Descriptions, Reviews, Etc.
Publisher Description:
In this jarring look at contemporary warfare and political visuality, renowned anthropologist of violence Allen Feldman provocatively argues that contemporary sovereign power mobilizes asymmetric, clandestine, and ultimately unending war as a will to truth. Whether responding to the fantasy of weapons of mass destruction or an existential threat to civilization, Western political sovereignty seeks to align justice, humanitarian right, and democracy with technocratic violence and visual dominance. Connecting Guant namo tribunals to the South African Truth and Reconciliation Commission, American counterfeit killings in Afghanistan to the Baader-Meinhof paintings of Gerhard Richter, and the video erasure of Rodney King to lynching photography and political animality, among other scenes of terror, Feldman contests sovereignty's claims to transcendental right --whether humanitarian, neoliberal, or democratic--by showing how dogmatic truth is crafted and terror indemnified by the prosecutorial media and materiality of war.

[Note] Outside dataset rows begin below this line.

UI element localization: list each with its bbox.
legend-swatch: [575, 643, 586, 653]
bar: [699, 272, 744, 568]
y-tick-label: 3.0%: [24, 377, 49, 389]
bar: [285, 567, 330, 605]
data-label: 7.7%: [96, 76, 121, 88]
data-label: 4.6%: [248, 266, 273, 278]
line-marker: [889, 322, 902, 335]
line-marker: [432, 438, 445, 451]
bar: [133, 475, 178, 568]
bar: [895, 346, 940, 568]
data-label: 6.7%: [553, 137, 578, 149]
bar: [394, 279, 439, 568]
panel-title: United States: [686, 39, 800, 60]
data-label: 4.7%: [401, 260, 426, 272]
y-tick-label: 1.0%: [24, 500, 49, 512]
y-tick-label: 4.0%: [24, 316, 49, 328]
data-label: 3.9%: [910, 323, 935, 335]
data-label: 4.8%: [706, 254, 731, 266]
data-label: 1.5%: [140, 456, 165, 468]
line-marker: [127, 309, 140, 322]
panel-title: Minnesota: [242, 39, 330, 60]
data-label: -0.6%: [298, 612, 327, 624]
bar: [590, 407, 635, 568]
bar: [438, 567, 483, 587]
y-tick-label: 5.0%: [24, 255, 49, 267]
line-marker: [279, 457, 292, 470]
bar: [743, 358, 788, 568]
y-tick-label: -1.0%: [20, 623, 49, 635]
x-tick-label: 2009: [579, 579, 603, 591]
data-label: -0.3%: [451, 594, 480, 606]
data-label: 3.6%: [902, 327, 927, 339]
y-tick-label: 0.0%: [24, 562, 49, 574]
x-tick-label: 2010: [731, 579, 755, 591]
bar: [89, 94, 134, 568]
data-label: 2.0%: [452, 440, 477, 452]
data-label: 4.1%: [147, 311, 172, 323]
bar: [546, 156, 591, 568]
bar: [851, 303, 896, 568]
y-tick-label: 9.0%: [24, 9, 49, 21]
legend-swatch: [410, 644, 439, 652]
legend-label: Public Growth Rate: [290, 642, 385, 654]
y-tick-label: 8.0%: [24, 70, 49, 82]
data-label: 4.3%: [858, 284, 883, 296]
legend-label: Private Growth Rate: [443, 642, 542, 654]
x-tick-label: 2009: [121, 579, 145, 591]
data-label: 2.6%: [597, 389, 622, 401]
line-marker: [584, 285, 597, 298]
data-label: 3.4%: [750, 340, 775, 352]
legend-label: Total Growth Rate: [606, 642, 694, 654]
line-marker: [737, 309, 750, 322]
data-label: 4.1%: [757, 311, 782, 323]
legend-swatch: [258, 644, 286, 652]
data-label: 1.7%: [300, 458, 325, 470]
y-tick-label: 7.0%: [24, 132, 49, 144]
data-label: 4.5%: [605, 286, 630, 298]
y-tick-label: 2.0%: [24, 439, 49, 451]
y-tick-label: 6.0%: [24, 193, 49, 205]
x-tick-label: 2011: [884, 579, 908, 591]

Excavating a scenography of trials--formal or covert, orchestrated or improvised, criminalizing or criminal--Feldman shows how the will to truth disappears into the very violence it interrogates. He maps the sensory inscriptions and erasures of war, highlighting war as a media that severs factuality from actuality to render violence just. He proposes that war promotes an anesthesiology that interdicts the witness of a sensory and affective commons that has the capacity to speak truth to war. Feldman uses layered deconstructive description to decelerate the ballistical tempo of war to salvage the embodied actualities and material histories that war reduces to the ashes of collateral damage, the automatism of drones, and the opacities of black sites. The result is a penetrating work that marries critical visual theory, political philosophy, anthropology, and media archeology into a trenchant dissection of emerging forms of sovereignty and state power that war now makes possible.


Contributor Bio(s): Feldman, Allen: - Allen Feldman is professor in the Department of Media Culture and Communication at New York University.